600 000 personnes ont défilé dans près de 250 manifestations pour la journée du grève du 2 octobre, selon l’intersyndicale. Des chiffres en baisse par rapport au 18 septembre. Depuis la précédente journée de mobilisation, deux semaines plus tôt, le pays n’a toujours pas de gouvernement et les éléments du prochain budget ne filtrent qu’au compte goutte.
« On reprend notre souffle », sourit Julien Troccaz, membre du secrétariat fédéral de SUD-Rail. Une boutade pour admettre que la mobilisation de ce 2 octobre est en baisse par rapport à celle du 18 septembre, mais qu’elle pourrait rebondir. « Je n’ai jamais vu une société qui attend aussi impatiemment un budget », assure-t-il. Le cheminot soutient que nombre de ses collègues l’attendent avant de se mobiliser de nouveau. Depuis la démission du Premier ministre François Bayrou, le pays n’a ni gouvernement, ni projet de budget.
Moins de grévistes
Dans ce contexte, les chiffres de grèves sont en recul comparativement à la journée de mobilisation du 18 septembre. Dans les collèges et les lycées, le taux de grévistes passe de 45 % à 27%, selon le SNES-FSU (premier syndicat enseignant). Dans les écoles, la baisse est plus nette : de 30 % à 10 % selon le syndicat majoritaire du premier degré, le Snuipp-FSU. De son côté, le ministère annonce 6,42 % de grévistes dans l’Éducation nationale, même si sa méthode de comptage est contestée.

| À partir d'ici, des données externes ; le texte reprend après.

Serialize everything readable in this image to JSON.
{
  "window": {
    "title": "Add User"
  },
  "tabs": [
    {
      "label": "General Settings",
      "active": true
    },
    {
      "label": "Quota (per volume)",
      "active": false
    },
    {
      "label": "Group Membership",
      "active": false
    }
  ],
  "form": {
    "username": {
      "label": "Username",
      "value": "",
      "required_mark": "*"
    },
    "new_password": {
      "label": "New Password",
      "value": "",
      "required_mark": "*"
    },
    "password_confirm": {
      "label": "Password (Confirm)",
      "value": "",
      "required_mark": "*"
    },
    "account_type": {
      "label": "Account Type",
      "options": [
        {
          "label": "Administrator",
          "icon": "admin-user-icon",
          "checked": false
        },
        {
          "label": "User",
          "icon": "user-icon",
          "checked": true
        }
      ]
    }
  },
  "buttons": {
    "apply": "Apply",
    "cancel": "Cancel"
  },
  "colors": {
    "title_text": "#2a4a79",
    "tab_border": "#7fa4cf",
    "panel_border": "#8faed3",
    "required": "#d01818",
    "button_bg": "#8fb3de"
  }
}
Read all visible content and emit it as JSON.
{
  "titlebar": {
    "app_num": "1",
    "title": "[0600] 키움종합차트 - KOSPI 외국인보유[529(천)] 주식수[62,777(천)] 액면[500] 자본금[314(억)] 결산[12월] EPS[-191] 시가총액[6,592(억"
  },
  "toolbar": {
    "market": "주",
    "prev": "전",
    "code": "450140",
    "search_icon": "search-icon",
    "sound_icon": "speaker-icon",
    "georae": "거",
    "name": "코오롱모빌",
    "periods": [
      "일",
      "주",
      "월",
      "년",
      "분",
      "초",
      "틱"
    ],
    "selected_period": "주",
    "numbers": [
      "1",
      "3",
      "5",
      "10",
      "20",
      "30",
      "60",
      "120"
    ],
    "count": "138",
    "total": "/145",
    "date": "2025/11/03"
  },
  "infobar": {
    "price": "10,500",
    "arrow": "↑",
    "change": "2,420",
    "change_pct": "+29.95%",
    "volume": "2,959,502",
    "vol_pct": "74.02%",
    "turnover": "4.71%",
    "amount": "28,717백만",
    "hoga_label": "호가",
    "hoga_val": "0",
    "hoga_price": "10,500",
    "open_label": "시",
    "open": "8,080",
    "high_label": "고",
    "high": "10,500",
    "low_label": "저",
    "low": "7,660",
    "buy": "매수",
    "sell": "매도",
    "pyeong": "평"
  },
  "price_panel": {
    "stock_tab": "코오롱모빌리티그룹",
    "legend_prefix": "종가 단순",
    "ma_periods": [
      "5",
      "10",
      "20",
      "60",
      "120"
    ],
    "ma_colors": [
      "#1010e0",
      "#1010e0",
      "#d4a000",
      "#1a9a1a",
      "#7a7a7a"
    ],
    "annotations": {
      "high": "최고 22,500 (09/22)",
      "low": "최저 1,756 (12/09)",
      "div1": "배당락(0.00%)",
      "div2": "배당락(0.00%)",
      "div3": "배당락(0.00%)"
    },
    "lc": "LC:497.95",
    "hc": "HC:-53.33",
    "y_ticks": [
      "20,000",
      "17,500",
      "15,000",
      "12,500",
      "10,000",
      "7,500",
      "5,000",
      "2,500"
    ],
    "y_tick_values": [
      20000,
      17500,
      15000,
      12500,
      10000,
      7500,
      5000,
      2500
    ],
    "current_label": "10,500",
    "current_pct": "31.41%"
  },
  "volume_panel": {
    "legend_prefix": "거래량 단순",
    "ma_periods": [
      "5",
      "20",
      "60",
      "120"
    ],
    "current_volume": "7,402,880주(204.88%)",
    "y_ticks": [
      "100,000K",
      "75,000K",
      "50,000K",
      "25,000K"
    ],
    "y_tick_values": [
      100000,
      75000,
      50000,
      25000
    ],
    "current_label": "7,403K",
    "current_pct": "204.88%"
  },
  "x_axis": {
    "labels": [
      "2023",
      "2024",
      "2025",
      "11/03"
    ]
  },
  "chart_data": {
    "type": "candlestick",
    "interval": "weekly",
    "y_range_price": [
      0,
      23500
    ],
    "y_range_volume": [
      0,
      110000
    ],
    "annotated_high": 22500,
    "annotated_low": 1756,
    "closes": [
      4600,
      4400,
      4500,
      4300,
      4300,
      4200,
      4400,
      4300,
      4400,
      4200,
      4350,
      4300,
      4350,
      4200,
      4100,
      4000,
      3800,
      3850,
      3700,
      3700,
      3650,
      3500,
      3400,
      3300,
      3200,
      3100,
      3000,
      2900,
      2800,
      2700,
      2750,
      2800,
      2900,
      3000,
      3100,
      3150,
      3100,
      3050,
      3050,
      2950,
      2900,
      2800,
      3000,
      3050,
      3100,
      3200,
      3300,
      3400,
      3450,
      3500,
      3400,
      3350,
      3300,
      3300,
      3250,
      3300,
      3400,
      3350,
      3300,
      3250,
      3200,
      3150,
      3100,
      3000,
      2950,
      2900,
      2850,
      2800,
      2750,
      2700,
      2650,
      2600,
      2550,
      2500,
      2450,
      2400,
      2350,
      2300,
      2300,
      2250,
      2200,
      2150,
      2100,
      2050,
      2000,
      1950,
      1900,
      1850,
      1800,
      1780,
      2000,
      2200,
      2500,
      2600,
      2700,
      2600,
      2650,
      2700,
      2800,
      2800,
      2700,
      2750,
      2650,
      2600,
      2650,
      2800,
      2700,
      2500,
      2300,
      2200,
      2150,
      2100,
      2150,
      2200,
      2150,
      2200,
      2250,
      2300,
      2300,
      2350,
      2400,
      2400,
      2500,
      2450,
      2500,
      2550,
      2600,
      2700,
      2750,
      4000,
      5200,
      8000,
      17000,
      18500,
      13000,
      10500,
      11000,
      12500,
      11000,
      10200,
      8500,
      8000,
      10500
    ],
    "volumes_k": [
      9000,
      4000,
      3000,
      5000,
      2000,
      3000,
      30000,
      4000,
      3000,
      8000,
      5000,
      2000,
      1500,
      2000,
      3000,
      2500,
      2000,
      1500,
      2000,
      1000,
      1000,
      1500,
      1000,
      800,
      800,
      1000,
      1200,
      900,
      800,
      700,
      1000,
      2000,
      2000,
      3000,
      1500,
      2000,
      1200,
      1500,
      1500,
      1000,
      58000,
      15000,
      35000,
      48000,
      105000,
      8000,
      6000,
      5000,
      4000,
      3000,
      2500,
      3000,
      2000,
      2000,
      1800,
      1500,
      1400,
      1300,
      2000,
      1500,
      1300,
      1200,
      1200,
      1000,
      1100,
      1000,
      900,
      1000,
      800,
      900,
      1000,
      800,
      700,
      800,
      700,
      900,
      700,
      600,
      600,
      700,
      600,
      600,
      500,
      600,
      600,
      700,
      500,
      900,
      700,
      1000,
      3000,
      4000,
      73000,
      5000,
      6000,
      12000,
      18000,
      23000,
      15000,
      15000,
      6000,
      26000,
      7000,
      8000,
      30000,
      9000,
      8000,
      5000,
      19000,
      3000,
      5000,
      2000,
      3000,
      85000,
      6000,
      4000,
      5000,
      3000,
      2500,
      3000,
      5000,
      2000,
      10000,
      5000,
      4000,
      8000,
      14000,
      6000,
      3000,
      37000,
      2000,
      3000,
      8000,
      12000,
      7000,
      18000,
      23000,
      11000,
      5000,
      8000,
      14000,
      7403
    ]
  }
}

« La journée est moins forte que le 18 septembre. Ce n’est pas une surprise parce que le 18 était inédit et très fort au regard de la proximité de la rentrée scolaire. Et c’est normal que les taux baissent avec déjà une journée de grève faite par beaucoup d’agents. De plus, le Premier ministre tarde à nommer un gouvernement et les personnels ne voient pas comment les choses se dessinent. Toutefois les remontées du terrain montrent qu’il n’y a pas de décrue de l’adhésion aux revendications », soutient Caroline Chevé, secrétaire générale de la FSU.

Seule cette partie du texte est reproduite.